Tyranny incorpora de tudo, passando por punk hardcore, ritmos africanos, solos de metal e vozes robóticas. “Ouvíamos uma faixa de world music e outra de metal e queríamos fazer uma ponte entre elas”, conta Casablancas. O processo de composição às vezes ficava emotivo: o pai de Julian, o fundador da agência de modelos Elite, John Casablancas, morreu enquanto o filho escrevia faixas para Tyranny. “Human Sadness”, de 11 minutos, parece falar um pouco desse luto quando Casablancas ecoa o poeta Rumi: “Além de todas as ideias sobre certo e errado, há um campo/ Eu te encontrarei lá”. “Foi intenso”, ele conta. “Mesmo se você não é próximo de seu pai, quando isso acaba, é como se sua casa ficasse sem o teto.”

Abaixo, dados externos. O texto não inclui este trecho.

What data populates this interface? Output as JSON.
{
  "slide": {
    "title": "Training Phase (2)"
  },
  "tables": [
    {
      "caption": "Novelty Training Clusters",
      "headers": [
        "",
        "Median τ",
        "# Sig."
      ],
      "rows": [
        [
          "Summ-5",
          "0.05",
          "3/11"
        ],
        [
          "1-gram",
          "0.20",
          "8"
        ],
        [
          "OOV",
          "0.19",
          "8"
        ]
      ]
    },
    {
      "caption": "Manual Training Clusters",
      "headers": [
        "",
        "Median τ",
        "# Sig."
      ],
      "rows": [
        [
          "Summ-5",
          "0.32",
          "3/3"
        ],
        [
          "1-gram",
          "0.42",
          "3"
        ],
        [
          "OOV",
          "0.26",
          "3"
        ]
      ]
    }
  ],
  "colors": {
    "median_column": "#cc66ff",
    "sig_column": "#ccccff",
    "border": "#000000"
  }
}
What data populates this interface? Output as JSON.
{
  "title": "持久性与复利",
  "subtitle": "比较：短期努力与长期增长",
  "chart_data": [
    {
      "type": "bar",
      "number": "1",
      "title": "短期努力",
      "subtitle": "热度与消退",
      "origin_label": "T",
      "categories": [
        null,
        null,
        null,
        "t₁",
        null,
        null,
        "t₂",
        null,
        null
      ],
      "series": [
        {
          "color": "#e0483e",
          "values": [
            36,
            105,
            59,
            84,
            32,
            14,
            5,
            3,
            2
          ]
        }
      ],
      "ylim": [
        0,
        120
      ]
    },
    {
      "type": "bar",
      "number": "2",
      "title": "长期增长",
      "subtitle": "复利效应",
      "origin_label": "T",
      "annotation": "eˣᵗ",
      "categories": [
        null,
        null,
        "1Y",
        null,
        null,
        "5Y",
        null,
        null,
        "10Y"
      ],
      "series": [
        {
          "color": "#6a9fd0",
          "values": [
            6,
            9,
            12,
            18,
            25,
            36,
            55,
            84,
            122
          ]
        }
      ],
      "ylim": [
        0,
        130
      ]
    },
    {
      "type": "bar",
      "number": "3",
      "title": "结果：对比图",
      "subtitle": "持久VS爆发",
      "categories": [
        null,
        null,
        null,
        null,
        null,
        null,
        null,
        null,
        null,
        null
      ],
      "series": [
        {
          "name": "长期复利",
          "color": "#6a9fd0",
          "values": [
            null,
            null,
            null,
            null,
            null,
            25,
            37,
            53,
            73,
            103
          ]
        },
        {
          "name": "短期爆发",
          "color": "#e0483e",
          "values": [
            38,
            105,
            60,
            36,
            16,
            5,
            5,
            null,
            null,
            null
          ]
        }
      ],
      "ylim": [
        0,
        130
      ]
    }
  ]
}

Casablancas e o Voidz passaram mais de dois anos compondo o álbum e o gravaram ao longo de sete meses. “Eu me achava perfeccionista até conhecer o Julian”, afirma o baixista do Voidz, Jake Bercovici. “Acho que passamos 20 dias buscando um tom de teclado.” Casablancas lutou arduamente para chegar a este ponto. Depois do sucesso inicial do Strokes, a diversão jovem que muitos associavam à banda havia evoluído, no caso do vocalista, para um problema sério com o álcool. A certa altura, ele começou a tomar vodca de manhã. “Provavelmente eu era encantador uns 10% do tempo, quando o grau de alteração estava perfeito”, diz sobre os dias de bebedeira. “Você pensa ‘Sou corajoso e louco e posso beber’, mas na verdade é tipo ‘Não consigo falar socialmente com as pessoas sem ter uma confiança falsa e idiota que é irritante’. Você acha que é como o soro da verdade, mas está mais para
soro da estupidez.”
Leia a crítica de Tyranny, novo disco de Casablancas.

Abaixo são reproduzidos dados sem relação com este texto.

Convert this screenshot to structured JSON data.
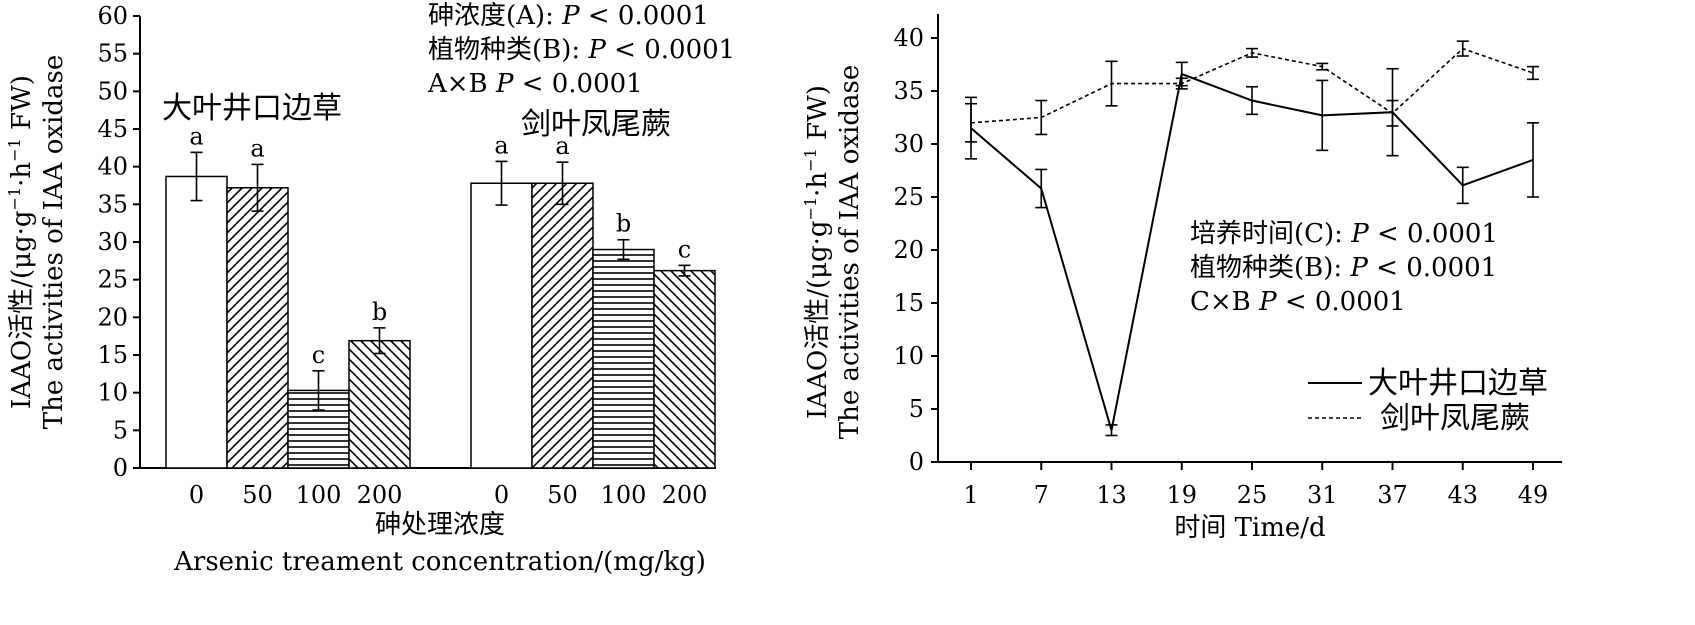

Ele passou por um longo período de recuperação. Fiquei de ressaca por uns cinco anos. Literalmente, quatro anos depois que parei de beber ainda não me sentia 100%. Ainda tinha a sensação de estar um pouco de ressaca e não queria descer para comprar comida, só queria ficar em casa. Fiquei meio estragado.” Em 2009, ele lançou o primeiro trabalho solo, compondo músicas no laptop em seu apartamento. Ao mesmo tempo, afastou-se da liderança do Strokes, cedendo mais controle sobre as composições, “mantendo a paz”, afirma. Os resultados ouvidos nos dois últimos álbuns da banda, Angles (2011) e Comedown Machine (2013), no entanto, não apresentaram os ganchos e o impacto emocional
dos três primeiros discos.
“A sensação é de humildade e de validação de que você está fazendo algumas coisas do jeito certo”, diz sobre o sucesso Strokes, “mas é o mesmo com um ator: se um filme vai muito bem na bilheteria, fazem umas dez sequências dele, porque acham que é disso que as pessoas gostam... se algo tem valor comercial, não significa que é bom”.

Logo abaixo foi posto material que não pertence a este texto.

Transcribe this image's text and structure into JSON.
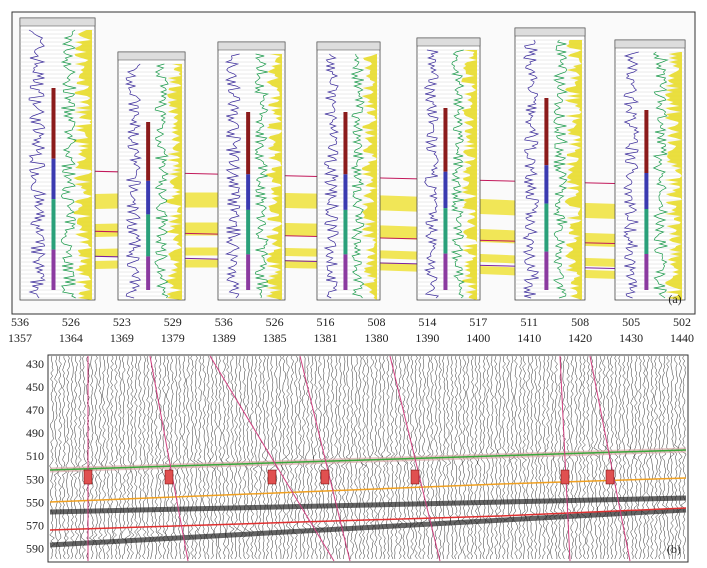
{
  "panel_a": {
    "label": "(a)"
  },
  "panel_b": {
    "label": "(b)",
    "columns": [
      {
        "line": "536",
        "trace": "1357"
      },
      {
        "line": "526",
        "trace": "1364"
      },
      {
        "line": "523",
        "trace": "1369"
      },
      {
        "line": "529",
        "trace": "1379"
      },
      {
        "line": "536",
        "trace": "1389"
      },
      {
        "line": "526",
        "trace": "1385"
      },
      {
        "line": "516",
        "trace": "1381"
      },
      {
        "line": "508",
        "trace": "1380"
      },
      {
        "line": "514",
        "trace": "1390"
      },
      {
        "line": "517",
        "trace": "1400"
      },
      {
        "line": "511",
        "trace": "1410"
      },
      {
        "line": "508",
        "trace": "1420"
      },
      {
        "line": "505",
        "trace": "1430"
      },
      {
        "line": "502",
        "trace": "1440"
      }
    ],
    "depth_labels": [
      "430",
      "450",
      "470",
      "490",
      "510",
      "530",
      "550",
      "570",
      "590"
    ]
  }
}
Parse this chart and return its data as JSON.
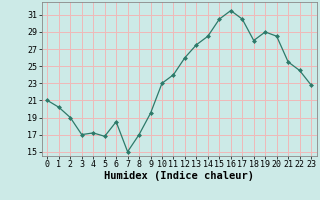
{
  "x": [
    0,
    1,
    2,
    3,
    4,
    5,
    6,
    7,
    8,
    9,
    10,
    11,
    12,
    13,
    14,
    15,
    16,
    17,
    18,
    19,
    20,
    21,
    22,
    23
  ],
  "y": [
    21,
    20.2,
    19,
    17,
    17.2,
    16.8,
    18.5,
    15,
    17,
    19.5,
    23,
    24,
    26,
    27.5,
    28.5,
    30.5,
    31.5,
    30.5,
    28,
    29,
    28.5,
    25.5,
    24.5,
    22.8
  ],
  "xlabel": "Humidex (Indice chaleur)",
  "xlim": [
    -0.5,
    23.5
  ],
  "ylim": [
    14.5,
    32.5
  ],
  "yticks": [
    15,
    17,
    19,
    21,
    23,
    25,
    27,
    29,
    31
  ],
  "xticks": [
    0,
    1,
    2,
    3,
    4,
    5,
    6,
    7,
    8,
    9,
    10,
    11,
    12,
    13,
    14,
    15,
    16,
    17,
    18,
    19,
    20,
    21,
    22,
    23
  ],
  "line_color": "#2d7a6a",
  "marker": "D",
  "marker_size": 2.0,
  "bg_color": "#cceae7",
  "grid_color": "#f0b8b8",
  "xlabel_fontsize": 7.5,
  "tick_fontsize": 6.0
}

Acredite se quiser: dez artistas que amamos e que nunca chegaram ao topo da parada nos EUA.
Na noite anterior ao lançamento de Tyranny, a banda faz um show secreto em um loft no Brooklyn, sob o nome de Rawk Hawks. Quando é revelado quem realmente está tocando, uma multidão de fãs superlota o pequeno espaço. O som está anos-luz distante do Strokes, mas as garotas ainda gritam com cada gesto de Casablancas e as pessoas berram para ele cantar mais alto. Por enquanto, o vocalista prefere isso a um show em estádios com sua banda original. “Ainda é divertido ver as pessoas reagindo, mas sinto emocionalmente alguma coisa com isso? Não”, ele diz sobre as últimas apresentações do Strokes. “Um tempo atrás, vi alguém fazer uma cover de uma música do Top 40 em um bar vazio, como se a tivesse aprendido dois dias antes. Provavelmente estava se divertindo mais em tocar aquilo do que curto tocar ‘Last Nite’. E aquilo me fez sorrir.”